Security considerations

• SQL injection: all terms are bound parameters ($n), never concatenated into SQL. Column list for scoped search is a fixed allowlist — a field: prefix can only map to a known column, never arbitrary SQL.
• Admin-authenticated only (AuthenticatedUser), same as the existing machines list — no new unauthenticated surface; search exposes nothing the list doesn't already.
• DoS guard: cap query length, number of terms, and result page size; pg_trgm keeps worst-case substring scans index-backed so a broad query can't table-scan 900+ rows unindexed.
• Treat the query as untrusted text; the response is the same admin-only machine data.

Testing strategy

• Unit: tokenizer (quotes, multi-term, scoped vs. unscoped); query builder emits parameterized SQL with the right AND structure; scoped field: maps only to allowlisted columns (unknown prefix → treated as literal text, not an error/injection).
• Integration (seeded DB): "windows 11" returns all Win11 rows; a username returns rows with that logged_on_user; a partial IP returns rows whose external_ip/ private_ip contains it; a tag value returns tagged rows; multi-term ANDs correctly; empty q returns the full list unchanged.
• Performance: with ~1k seeded rows, a broad substring query uses the GIN index (EXPLAIN shows index scan, not seq scan) and returns within target latency.
• Manual: on the live console, reproduce the user's three examples (OS, username, IP).

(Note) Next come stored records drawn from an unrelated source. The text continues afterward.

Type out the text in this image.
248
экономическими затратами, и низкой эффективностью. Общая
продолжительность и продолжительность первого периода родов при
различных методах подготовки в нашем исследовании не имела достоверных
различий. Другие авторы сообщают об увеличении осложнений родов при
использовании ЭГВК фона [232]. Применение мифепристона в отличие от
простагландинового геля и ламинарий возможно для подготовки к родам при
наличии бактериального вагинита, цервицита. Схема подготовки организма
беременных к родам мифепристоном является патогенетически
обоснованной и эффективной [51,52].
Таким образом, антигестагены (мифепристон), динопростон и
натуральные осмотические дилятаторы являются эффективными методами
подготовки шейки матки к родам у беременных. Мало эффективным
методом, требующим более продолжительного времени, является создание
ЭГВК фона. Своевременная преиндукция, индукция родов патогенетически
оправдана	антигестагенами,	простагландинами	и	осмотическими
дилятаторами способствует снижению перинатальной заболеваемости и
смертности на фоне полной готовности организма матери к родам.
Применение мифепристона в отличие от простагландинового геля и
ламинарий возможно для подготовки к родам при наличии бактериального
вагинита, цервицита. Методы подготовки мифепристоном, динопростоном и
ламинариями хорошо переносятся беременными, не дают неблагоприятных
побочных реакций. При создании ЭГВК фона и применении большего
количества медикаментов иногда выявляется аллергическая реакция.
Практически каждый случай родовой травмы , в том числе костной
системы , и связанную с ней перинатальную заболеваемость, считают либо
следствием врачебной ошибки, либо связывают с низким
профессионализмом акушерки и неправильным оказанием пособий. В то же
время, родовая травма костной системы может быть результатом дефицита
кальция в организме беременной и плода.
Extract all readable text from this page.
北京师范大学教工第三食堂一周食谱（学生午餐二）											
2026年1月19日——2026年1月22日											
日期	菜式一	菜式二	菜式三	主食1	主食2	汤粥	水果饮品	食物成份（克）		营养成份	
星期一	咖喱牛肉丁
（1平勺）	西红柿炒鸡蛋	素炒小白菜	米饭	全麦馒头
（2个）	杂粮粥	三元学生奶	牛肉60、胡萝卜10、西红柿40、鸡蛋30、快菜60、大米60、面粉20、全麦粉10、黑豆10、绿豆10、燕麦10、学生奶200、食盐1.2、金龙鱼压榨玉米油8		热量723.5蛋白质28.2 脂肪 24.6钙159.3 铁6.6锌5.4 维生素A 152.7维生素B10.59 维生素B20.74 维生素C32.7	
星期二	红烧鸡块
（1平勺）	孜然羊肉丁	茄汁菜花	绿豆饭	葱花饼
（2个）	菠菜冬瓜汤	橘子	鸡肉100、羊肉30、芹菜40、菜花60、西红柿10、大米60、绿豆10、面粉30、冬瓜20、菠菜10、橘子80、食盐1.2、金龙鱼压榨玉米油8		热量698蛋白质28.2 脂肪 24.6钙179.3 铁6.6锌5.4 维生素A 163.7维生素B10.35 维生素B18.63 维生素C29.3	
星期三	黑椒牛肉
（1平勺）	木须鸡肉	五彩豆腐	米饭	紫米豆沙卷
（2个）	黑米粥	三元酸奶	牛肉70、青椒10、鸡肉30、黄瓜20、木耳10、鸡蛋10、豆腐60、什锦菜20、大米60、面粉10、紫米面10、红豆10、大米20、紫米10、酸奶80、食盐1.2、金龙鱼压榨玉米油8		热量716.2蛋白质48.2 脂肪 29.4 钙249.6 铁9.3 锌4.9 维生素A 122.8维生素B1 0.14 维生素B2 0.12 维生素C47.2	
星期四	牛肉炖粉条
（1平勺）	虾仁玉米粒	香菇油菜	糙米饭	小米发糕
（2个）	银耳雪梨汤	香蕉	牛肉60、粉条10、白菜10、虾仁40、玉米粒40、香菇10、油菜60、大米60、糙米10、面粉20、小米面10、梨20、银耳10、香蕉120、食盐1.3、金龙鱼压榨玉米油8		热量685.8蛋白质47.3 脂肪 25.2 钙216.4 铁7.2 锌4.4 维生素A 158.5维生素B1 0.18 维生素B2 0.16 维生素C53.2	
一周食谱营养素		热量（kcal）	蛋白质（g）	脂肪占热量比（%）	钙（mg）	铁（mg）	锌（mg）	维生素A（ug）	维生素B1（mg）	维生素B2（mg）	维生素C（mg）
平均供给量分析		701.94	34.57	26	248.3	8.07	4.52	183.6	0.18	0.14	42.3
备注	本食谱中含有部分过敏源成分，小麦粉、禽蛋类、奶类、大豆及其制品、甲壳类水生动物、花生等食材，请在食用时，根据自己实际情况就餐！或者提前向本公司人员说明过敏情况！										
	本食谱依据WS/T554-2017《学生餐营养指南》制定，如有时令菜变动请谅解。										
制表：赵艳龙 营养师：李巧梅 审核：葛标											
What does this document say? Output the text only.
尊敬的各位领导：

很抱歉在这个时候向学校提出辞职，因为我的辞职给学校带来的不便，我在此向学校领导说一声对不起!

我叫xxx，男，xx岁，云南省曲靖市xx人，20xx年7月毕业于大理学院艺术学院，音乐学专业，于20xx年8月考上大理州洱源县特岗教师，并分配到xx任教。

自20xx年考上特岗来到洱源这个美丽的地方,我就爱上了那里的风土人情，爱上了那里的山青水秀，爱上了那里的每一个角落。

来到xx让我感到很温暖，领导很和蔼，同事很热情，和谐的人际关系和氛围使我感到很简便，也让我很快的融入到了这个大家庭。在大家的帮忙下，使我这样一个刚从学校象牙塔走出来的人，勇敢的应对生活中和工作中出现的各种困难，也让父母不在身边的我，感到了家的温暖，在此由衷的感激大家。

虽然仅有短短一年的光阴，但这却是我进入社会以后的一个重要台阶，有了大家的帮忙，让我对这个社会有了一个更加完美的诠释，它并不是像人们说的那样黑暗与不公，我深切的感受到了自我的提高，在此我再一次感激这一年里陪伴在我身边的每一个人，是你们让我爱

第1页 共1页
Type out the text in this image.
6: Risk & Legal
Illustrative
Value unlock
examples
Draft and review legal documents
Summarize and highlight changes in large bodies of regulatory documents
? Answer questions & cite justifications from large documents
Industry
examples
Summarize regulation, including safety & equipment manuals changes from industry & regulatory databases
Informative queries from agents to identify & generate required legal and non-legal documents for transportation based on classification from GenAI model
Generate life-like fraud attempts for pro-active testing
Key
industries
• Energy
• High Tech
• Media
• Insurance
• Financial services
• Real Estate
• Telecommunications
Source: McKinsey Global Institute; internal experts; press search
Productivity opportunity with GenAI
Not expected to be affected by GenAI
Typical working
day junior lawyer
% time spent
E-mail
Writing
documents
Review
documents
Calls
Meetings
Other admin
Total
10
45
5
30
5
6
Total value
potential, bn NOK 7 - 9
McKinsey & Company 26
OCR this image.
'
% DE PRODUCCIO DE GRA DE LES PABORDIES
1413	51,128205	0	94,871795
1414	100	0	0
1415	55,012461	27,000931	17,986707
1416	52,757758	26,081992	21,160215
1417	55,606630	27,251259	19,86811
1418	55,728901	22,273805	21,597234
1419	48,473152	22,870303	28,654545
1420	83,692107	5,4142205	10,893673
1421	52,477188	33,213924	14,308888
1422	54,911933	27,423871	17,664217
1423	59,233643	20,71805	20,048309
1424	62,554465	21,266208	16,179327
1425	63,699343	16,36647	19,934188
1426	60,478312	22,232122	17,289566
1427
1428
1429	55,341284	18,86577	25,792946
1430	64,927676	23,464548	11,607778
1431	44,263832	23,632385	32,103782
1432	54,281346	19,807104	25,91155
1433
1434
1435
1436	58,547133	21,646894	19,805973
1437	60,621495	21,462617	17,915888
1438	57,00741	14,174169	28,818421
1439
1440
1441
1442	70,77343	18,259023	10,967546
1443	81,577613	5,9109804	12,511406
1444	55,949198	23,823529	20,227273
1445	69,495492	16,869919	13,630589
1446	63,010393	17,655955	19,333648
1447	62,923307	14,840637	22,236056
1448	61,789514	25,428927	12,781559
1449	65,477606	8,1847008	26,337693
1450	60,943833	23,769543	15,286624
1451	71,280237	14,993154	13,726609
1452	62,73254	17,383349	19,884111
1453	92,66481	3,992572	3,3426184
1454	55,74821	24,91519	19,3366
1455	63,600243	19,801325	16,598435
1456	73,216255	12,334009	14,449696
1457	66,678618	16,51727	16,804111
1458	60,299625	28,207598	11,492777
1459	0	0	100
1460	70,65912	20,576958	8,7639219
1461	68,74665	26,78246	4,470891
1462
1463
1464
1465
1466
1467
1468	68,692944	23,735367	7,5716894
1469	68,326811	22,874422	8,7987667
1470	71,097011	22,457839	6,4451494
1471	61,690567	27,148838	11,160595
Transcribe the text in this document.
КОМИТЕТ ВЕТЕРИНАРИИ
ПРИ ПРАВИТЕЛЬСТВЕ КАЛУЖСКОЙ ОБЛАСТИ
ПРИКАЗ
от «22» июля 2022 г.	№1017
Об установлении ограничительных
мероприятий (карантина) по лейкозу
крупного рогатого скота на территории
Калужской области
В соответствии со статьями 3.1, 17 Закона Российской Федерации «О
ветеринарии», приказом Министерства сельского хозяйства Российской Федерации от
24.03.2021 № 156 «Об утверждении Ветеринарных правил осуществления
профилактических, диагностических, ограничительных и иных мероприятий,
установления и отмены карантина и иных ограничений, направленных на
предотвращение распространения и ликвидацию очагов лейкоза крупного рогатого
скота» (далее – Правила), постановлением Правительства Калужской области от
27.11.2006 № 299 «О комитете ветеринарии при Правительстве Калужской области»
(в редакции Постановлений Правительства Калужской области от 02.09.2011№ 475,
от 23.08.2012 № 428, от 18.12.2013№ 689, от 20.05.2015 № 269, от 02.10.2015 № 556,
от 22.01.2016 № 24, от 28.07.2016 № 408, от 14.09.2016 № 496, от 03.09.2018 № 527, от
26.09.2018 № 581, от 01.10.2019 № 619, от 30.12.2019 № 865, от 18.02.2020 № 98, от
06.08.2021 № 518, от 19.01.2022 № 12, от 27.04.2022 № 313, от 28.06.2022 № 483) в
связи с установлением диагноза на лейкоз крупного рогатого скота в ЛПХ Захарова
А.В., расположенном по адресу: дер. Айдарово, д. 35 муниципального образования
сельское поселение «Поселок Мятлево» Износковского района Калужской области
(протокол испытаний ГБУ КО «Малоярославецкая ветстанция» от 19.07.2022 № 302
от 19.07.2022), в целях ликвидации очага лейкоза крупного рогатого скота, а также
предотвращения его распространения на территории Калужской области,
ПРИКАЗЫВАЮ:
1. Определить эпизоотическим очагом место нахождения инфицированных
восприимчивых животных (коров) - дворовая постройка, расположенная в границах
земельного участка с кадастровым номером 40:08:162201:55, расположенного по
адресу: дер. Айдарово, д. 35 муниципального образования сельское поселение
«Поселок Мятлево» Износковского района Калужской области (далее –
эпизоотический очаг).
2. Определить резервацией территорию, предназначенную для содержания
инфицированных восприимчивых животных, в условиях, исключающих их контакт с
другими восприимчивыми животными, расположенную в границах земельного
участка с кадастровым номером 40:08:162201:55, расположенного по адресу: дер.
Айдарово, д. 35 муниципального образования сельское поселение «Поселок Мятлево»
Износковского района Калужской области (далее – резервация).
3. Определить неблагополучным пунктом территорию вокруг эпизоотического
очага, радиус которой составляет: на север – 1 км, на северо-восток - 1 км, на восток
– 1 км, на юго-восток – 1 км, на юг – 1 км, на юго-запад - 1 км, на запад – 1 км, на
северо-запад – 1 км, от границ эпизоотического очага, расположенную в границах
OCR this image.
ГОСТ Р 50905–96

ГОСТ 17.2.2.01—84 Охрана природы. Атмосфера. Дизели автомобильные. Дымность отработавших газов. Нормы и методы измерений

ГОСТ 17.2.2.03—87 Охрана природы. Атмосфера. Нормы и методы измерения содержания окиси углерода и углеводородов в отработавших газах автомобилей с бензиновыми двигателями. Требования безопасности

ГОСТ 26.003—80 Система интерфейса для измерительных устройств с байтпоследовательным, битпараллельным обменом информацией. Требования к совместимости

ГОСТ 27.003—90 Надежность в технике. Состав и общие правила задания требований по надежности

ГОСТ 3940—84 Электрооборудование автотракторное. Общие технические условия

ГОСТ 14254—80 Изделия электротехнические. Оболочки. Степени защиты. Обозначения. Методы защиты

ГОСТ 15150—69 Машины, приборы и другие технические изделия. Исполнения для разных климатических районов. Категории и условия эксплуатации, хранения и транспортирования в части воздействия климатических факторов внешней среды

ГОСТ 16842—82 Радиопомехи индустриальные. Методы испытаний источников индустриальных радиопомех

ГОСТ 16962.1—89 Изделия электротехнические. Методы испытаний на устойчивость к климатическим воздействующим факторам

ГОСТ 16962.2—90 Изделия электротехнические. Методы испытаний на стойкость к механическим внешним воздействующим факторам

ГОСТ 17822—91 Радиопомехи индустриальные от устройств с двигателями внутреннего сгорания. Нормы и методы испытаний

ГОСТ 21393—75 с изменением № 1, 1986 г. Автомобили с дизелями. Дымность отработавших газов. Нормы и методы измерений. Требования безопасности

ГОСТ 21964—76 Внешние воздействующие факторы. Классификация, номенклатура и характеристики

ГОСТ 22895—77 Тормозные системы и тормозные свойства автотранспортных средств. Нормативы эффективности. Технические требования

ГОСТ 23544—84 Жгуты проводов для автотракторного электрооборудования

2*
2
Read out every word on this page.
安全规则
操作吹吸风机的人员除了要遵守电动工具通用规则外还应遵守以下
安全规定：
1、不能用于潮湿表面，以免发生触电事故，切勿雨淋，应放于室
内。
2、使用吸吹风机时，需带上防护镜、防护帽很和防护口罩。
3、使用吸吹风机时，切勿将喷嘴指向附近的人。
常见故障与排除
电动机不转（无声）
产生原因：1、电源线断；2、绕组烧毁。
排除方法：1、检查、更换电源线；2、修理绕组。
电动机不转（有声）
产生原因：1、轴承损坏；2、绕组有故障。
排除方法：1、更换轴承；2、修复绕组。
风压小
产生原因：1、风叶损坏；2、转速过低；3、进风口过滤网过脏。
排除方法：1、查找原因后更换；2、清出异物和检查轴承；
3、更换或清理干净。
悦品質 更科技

Effort estimate & dependencies

• Size: Medium. The query builder + index is the bulk; the API/dashboard wiring is small. Field-scoped syntax adds a little parsing.
• Depends on: SPEC-003 — the inventory attributes (OS detail, user, IP, MAC, serial, version, device type) must be persisted on connect_machines to be searchable; without it, search covers only the handful of existing columns. Reuses SPEC-005's enriched payload to render results; benefits from SPEC-004 dedup so results aren't padded with ghost duplicates. Migration orders after SPEC-003/004's.
• Unblocks: fast fleet triage ("who's on this IP / running this OS / logged in as X"), and the saved-search / smart-group follow-up.

Open questions

1. Index strategy — concatenated-expression pg_trgm GIN vs. a maintained search_text column. Proposed: start with the expression index (less write plumbing); move to search_text if weighting/ranking is wanted later.
2. Field-scoped syntax in v1 or fast-follow? Default match-any-field covers the stated use cases; scoped syntax is polish.
3. Result cap / pagination — return all matches, or page (limit/offset)? At ~1k rows a cap with "N more" may suffice; confirm.
4. Include live online/host state as a filter — free-text can't reach in-memory state; offer status:online as a structured filter that the server resolves against the SessionManager, or keep search DB-only in v1?